英语单词讲解 unit 40
Robert Gilpin (born in 1930) is a scholar of international political economy and the professor emeritus of Politics and International Affairs at the Woodrow Wilson School of Public and International Affairs at Princeton University. He holds the Eisenhower professorship. Gilpin specializes in political economy and international relations, especially the effect of multinational corporations on state autonomy. Gilpin received his B.A. from the University of Vermont in 1952 and his M.S. from Cornell University in 1954. Following three years as an officer in the U.S. Navy, Gilpin completed his Ph.D. at the University of California, Berkeley, earning his doctorate in 1960. He joined the Princeton faculty in 1962 and earned tenure in 1967. He was a faculty associate of the Center of International Studies, and the Liechtenstein Institute on Self-Determination. Gilpin was a Guggenheim fellow in 1969, a Rockefeller fellow from 1967–68 and again from 1976–1977, and is a fellow of the American Academy of Arts and Sciences. He is a member of the American Political Science Association, for which he served as vice president from 1984–1985, and is a member of the Council on Foreign Relations.
2.E. H. Carr
Edward Hallett "Ted" Carr CBE (28 June 1892 – 3 November 1982) was an English historian, diplomat, journalist and international relations theorist, and an opponent of empiricism within historiography.
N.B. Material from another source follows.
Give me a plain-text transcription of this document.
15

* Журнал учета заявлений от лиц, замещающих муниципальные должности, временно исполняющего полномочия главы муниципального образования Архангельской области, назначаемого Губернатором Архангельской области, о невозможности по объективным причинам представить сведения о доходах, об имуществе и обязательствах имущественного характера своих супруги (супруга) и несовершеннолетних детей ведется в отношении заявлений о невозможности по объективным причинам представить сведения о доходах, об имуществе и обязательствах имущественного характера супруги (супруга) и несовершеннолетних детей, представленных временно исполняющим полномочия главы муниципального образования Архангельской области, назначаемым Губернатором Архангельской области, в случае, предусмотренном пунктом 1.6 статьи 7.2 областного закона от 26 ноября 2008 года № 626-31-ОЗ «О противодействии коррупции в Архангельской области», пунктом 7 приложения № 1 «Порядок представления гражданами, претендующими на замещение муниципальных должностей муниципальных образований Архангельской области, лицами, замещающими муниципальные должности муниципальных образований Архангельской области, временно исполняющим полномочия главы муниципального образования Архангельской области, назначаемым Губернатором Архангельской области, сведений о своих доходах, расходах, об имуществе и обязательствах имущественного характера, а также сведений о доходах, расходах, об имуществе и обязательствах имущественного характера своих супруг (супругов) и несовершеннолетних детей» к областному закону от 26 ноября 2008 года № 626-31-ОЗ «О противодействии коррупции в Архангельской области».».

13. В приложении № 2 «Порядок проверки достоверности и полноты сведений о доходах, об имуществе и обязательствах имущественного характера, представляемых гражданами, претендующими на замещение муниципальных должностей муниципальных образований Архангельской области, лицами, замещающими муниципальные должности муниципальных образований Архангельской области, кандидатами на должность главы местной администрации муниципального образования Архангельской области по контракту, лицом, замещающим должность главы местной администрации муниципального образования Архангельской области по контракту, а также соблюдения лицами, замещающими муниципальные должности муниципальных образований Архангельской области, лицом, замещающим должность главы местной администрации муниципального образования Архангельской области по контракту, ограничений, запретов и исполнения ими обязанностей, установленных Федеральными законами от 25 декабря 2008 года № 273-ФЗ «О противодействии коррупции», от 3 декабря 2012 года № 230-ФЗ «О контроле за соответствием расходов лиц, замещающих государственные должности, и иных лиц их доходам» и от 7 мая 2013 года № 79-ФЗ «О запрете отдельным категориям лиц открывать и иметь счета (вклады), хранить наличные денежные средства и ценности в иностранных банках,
Carr was best known for his 14-volume history of the Soviet Union, in which he provided an account of Soviet history from 1917 to 1929, for his writings on international relations, particularly The Twenty Years' Crisis, and for his book What Is History?, in which he laid out historiographical principles rejecting traditional historical methods and practices.
3.Peter J. Katzenstein
Peter Joachim Katzenstein (born February 17, 1945) is the Walter S. Carpenter, Jr. Professor of International Studies at Cornell University. Recognized by the journal Foreign Affairs as a "renowned scholar of international relations" in 2013, Katzenstein specializes in Asian (particularly Japanese) as well as European (particularly German) roles and norms in international relations. His main concentration lies in the study of culture, religion, identity, and regionalism in the interstate system, for which he is known as a proponent of constructivist thinking. He is often associated with the school of neoliberal institutionalism through his joint projects with Robert Keohane. He is also a member of the Council on Foreign Relations.